In other words, it’s the platform of the Christian conservative end of the Republican Party.

That might make the debates more entertaining.

UPDATE (Sept. 23): They’re suing.

Daybreak hosts debate in Papineau riding

CBC Daybreak (the radio morning show) is coming literally around the corner from my apartment later this morning, and hosting a live debate between candidates in the Papineau riding, including Liberal Justin Trudeau, starting just after 7am (88.5FM).

Rumour on the street is, after the debate (around 8:15 or so), (UPDATE: Bumped to tomorrow at 7:40 because the candidates couldn’t keep their mouths shut) they’ll be bringing in some know-it-all journalist wannabe to talk about blogs or something.

Worth getting up early for… (again).

UPDATE: Daybreak has the debate up as a podcast (mp3).
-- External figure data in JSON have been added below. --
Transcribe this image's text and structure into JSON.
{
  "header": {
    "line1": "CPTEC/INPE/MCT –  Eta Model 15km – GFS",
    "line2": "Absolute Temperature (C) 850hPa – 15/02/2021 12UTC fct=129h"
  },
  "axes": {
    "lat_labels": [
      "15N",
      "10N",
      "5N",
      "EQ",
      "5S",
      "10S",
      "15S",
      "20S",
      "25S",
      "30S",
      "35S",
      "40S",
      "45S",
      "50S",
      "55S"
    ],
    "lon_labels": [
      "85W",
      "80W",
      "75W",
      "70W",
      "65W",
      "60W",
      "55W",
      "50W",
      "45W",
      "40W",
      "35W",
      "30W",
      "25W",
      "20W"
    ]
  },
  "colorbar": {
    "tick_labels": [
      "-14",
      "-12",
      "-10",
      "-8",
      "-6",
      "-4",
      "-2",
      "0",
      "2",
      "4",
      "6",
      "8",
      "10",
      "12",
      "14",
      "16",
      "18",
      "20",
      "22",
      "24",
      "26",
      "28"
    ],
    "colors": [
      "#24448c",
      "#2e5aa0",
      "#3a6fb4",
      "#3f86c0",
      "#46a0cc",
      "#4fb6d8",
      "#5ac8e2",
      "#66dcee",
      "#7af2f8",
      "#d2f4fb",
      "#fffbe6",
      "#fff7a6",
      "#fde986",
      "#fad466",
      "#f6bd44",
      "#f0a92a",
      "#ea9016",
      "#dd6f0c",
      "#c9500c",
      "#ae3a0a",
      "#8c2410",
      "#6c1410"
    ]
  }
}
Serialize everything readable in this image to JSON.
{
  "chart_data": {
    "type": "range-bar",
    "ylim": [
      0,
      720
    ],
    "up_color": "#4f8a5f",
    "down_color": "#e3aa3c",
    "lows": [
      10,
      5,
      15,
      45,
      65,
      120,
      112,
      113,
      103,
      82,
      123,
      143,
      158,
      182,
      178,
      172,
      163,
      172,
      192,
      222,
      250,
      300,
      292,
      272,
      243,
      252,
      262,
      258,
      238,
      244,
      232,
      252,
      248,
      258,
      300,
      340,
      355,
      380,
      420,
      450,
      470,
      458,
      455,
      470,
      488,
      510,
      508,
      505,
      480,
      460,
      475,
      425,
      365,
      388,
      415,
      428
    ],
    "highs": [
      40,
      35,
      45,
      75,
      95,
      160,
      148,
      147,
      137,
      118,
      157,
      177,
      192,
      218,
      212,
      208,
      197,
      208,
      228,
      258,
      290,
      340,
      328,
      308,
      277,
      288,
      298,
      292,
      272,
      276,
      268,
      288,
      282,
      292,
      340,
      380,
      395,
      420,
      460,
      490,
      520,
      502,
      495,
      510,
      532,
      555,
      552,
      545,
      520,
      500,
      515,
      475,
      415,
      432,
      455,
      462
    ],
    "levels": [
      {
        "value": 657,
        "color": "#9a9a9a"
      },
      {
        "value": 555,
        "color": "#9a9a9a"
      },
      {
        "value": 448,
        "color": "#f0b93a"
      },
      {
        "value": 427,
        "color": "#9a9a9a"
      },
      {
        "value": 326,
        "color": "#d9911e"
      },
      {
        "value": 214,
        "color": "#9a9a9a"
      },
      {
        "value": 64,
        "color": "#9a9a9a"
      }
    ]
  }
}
DemocraticSPACE launches for 2008 campaign

The riding-by-riding election prediction machine DemocraticSPACE has launched its 2008 campaign website. It currently predicts the following seat makeup:

  • CON: 146 (up from 124 in 2006 and 99 in 2004, but just shy of the 155 needed for a majority government)
  • LIB: 91 (down from 103 in 2006 and 135 in 2004)
  • NDP: 30 (same as at dissolution: 29 in 2006 plus Thomas Mulcair in Outremont)
  • BQ: 39 (down from 51)
  • GRN: 0
  • IND: 2 (André Arthur in Quebec and ex-Tory Bill Casey in Nova Scotia)

In Quebec:

  • BQ: 39 (down from 51)
  • CON: 18 (up from 10)
  • LIB: 16 (up from 13)
  • NDP: 1 (Mulcair)
  • GRN: 0
  • IND: 1 (Arthur)

If these results hold, it would be bad for the Liberals nationally, bad for the Bloc, bad for the Greens (Vancouver Liberal-turned-Green MP Blair Wilson, they predict, will lose to the Tories), status quo for the NDP and, of course, good for the Conservatives, but still short of their goal.

The website will keep updating its predictions, based in part from comments left by constituents in those ridings, before taking a wild guess on too-close-to-call races just before the vote. In the 2006 election, the website was 94% accurate at predicting which party would win any given riding, underestimating the number of Liberal seats and overestimating the number of Conservative and Bloc seats.